Snap back out of my imaginary response. Yes, I guess I do. "You need to go to the vet and get a prescription for Advantage. It works far better than any product we have."

Right, I thought. I purchased some flea control shampoo, gels and headed out the door to spend the rest of the day vacuuming, bathing, washing linens, more vacuuming and more washing curtains. I then sprayed every unwashable surface with vinegar and water and sprinkled salt on my rug (both home remedies I saw online). I hope this temporary solution will indeed get most of the fleas, however I do have a backup plan I know will work if needed albeit a tad redneck.

Now, if only I'd taken some video of bathing the cats. You've never heard an animal make such a wretched noise!

Have you ever had to treat pets for fleas? Any suggestions?

Thursday, November 11, 2010

WW Flub-up

My blogging attempt is becoming poorer by the week. Yes, that's right; I used poorer as a word. Wordless Wednesday should be the easiest post ever. It's quite simple:
  1. Find a photo.
  2. Post it on Wednesday.
Helpful Tip #1: Make sure you schedule it for the correct date. Otherwise, you have "Wordless Some-Day-Next-Week".

Oops. It's up now. Only 1 hour late for Wednesdsay. Look down.

Monday, November 8, 2010

Make Over My Kitchen? Yes, Please!

I entered the Home Hardware Dream Kitchen Makeover this weekend. You may be familiar with the contest. Anna Olson has been promoting it on TV for weeks now.

I am not sure if I've staked my claim to Home Hardware in the past, but I prefer it over Home Depot. There is a convenience factor; there is a store around the corner. My store is definitely not a big box store. The selection is limited, but that doesn't bother me, because they're helpful. It's a novel concept. A DIY store that has knowledgeable people to assist.

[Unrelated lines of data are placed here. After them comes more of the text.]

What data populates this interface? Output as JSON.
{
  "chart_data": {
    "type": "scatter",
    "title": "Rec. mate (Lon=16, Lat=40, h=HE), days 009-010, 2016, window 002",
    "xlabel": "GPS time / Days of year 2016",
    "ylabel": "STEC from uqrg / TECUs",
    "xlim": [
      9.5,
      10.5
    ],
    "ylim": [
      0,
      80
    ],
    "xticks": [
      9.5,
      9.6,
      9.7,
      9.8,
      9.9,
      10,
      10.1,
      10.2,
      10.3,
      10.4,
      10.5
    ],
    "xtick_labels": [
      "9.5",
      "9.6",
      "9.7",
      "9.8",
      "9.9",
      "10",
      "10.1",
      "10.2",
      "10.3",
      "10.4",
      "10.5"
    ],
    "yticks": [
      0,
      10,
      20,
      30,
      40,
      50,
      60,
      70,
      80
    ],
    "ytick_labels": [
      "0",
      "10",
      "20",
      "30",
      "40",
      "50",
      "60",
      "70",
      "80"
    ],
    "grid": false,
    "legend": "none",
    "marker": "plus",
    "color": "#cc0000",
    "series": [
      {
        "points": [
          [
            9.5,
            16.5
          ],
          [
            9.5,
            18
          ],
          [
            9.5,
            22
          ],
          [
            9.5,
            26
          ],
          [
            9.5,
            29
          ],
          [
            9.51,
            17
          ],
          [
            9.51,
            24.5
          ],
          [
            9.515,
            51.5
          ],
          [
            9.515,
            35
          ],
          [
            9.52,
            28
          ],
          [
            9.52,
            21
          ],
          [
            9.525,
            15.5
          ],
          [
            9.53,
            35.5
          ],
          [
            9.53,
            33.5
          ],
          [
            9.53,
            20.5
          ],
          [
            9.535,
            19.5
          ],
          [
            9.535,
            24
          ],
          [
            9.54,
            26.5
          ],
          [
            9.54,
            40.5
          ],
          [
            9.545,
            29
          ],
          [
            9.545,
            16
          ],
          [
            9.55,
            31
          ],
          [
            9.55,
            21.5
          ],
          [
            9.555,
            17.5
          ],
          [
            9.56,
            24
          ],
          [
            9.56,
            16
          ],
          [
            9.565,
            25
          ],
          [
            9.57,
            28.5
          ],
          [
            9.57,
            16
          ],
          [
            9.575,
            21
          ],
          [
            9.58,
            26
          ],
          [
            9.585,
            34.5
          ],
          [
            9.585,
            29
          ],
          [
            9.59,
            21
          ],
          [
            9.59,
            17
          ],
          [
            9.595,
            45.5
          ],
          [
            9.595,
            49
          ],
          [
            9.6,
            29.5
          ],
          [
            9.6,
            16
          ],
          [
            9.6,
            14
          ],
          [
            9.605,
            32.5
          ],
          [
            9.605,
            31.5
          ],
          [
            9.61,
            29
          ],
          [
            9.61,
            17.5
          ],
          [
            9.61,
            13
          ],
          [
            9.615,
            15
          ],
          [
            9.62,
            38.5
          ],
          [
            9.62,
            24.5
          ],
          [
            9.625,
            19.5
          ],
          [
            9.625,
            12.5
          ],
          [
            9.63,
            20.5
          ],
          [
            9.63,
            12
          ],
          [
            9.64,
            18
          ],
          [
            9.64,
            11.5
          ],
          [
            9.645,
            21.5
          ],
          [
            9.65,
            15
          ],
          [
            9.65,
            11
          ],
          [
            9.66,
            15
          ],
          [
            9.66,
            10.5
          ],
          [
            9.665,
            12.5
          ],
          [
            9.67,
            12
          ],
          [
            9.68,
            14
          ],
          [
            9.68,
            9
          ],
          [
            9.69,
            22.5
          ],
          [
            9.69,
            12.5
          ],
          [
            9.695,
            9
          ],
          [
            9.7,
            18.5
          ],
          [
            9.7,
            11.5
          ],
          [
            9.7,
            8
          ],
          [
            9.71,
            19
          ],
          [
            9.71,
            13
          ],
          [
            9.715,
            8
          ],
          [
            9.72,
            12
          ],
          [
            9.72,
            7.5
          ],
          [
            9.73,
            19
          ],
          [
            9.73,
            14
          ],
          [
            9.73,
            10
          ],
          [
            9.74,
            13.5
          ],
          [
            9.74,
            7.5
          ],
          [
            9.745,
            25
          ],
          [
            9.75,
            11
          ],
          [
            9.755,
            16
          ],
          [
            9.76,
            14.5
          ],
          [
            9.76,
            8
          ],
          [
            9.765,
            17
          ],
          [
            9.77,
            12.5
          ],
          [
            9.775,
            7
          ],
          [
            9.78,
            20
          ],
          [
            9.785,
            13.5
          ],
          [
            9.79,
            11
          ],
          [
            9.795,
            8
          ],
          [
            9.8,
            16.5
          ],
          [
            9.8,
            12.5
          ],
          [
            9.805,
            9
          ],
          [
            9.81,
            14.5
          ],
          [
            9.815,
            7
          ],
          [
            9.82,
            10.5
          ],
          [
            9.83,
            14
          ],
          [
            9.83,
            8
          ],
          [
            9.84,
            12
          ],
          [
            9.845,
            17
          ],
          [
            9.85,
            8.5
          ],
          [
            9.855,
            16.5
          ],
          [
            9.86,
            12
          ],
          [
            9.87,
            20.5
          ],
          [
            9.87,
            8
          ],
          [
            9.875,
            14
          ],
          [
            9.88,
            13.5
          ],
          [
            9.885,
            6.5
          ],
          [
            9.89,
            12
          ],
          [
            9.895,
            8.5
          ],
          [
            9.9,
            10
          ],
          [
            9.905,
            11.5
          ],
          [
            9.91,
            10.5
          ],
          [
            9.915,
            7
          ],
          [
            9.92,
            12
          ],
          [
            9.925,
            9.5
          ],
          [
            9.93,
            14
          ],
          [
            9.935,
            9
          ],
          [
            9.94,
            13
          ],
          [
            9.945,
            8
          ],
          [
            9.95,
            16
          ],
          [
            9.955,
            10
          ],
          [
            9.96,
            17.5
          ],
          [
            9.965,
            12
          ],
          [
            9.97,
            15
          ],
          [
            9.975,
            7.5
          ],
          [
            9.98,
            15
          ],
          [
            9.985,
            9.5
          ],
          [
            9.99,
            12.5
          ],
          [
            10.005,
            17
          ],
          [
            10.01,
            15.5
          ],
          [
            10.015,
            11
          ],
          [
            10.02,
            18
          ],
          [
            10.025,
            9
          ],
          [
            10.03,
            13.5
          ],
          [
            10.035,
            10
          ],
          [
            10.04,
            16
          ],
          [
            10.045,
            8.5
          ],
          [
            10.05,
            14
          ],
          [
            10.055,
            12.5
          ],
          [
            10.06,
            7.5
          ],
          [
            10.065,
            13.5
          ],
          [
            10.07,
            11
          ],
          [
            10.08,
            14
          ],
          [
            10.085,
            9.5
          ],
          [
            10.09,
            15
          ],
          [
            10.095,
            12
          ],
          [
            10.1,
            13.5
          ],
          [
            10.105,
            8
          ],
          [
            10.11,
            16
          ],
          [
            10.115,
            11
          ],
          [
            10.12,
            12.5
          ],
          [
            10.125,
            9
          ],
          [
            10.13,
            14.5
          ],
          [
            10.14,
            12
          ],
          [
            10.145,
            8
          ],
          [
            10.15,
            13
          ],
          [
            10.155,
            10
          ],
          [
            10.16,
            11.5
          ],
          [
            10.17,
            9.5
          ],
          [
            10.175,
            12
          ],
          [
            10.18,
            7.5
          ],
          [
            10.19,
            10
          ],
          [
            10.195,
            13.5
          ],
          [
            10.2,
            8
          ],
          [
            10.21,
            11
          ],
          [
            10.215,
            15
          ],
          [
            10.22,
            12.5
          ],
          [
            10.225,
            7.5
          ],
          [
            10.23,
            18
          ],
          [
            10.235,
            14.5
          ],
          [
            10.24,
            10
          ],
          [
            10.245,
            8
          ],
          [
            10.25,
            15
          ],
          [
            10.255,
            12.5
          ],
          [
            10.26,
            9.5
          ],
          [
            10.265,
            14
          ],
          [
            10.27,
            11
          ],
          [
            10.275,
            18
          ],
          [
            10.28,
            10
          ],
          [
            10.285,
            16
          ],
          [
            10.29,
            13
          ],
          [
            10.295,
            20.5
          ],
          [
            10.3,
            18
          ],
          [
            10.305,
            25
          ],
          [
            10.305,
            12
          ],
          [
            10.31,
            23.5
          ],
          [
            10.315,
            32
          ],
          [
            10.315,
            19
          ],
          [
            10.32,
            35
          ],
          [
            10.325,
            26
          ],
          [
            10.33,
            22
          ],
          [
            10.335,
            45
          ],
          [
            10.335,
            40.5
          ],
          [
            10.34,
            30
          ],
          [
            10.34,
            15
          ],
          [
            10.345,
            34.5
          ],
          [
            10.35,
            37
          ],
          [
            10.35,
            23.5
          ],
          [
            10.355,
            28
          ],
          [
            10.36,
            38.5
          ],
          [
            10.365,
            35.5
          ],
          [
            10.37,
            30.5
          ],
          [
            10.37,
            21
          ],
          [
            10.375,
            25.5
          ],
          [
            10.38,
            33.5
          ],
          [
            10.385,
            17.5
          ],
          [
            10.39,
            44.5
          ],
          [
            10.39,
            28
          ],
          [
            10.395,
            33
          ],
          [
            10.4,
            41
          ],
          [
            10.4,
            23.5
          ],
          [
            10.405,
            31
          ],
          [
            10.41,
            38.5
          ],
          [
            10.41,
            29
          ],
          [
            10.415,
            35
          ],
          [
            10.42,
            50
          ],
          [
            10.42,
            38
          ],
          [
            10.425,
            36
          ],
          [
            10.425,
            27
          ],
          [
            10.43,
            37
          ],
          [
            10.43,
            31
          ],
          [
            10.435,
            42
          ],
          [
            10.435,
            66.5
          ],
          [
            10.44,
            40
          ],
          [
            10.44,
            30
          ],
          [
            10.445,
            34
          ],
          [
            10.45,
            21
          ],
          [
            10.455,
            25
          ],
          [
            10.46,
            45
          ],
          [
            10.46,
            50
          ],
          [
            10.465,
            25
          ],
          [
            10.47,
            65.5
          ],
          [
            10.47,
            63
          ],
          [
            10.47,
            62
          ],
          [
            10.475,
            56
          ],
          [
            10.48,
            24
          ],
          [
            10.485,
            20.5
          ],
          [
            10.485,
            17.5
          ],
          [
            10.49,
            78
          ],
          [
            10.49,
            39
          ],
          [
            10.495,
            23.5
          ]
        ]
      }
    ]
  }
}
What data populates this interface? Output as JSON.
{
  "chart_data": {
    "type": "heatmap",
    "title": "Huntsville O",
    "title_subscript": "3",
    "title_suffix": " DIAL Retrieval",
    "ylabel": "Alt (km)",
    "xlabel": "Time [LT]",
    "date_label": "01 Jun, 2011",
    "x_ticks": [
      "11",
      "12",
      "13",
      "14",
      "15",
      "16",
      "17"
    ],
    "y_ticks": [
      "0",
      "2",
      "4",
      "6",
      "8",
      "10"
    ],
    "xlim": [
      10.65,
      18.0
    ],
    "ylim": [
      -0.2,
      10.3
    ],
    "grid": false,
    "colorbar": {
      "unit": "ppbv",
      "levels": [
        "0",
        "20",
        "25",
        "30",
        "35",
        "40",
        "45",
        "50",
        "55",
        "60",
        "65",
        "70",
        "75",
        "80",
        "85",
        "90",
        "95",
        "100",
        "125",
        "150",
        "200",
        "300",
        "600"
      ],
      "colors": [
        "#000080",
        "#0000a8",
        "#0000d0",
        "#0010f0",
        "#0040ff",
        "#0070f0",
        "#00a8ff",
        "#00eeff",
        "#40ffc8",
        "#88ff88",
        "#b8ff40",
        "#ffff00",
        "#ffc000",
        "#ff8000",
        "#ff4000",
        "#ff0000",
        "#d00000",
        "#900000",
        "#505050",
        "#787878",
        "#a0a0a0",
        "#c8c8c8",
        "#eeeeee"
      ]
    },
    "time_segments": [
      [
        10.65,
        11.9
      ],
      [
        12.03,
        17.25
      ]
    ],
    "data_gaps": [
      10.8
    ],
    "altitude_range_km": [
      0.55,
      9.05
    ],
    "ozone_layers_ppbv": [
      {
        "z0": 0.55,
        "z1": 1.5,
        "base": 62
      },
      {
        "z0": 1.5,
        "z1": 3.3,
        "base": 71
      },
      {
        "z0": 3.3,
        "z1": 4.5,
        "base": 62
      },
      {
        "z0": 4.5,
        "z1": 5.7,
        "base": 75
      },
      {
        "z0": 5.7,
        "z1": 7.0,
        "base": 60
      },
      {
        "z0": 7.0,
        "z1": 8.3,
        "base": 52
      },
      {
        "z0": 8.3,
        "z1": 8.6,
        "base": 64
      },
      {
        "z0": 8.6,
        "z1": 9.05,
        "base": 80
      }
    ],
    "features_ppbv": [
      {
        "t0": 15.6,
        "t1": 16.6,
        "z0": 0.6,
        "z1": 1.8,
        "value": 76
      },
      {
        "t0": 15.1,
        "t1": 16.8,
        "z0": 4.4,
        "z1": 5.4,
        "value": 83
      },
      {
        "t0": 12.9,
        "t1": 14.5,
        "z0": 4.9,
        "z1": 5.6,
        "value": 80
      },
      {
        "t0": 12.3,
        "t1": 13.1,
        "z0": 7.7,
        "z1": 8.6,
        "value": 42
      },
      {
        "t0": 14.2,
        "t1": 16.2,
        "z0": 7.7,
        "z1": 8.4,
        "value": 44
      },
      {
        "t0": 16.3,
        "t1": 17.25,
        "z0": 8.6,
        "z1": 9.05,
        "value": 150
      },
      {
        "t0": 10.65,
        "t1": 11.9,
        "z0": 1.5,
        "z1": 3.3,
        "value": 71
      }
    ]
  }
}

Nothing drives me crazier than asking for an opinion or help and getting "I don't know." Even worse, is when you can see the associate is frantically looking for the information to appear out of the air, in order to provide what might, by some meager attempt, seem like advice. My questions aren't even hard! I'm only doing minor maintenance and repair. The Home Hardware folks have never let me down with their assistance.

Naturally, all this talk about helpful 'Home'owners has me thinking about the kitchen they could install for this homegirl.  A little dreaming never hurts right?

If I've said it once, I've said it a million times. I love white kitchens. I love these snazzy drawer organizers too. This would take care of the hideous mess of a spice cupboard I have today.

I would be more likely to choose the Stratford-style cabinets. This style has that cottage-like look I absolutely love. 
Here's a similar style, a la Ikea.  Oooohh and that sink...

I would opt for chalkboard paint on a pantry door, however, just to mix it up a little. 

For my sink, I love this Moen faucet with the pull down wand and Granitek double sink.

How about this beautiful corner buffet from Home Furniture? Wouldn't it be beautiful, loaded with cobalt blue china? I guess it's extraneous I don't have a corner to put it in.

Or perhaps, this distressed buffet and a rustic brown harvest table? Home Furniture has some beautiful pieces. They have an exhibit at the International Plowing Match & Rural Expo every fall, and I usually have to stop myself from drooling on the kitchen sets!

Check out this set, saved in my 'Inspiration Binder' from their catalog a few years back. Mmmm. Love.

Now all I need is Home Hardware to pick my entry, and my sad kitchen can be transformed!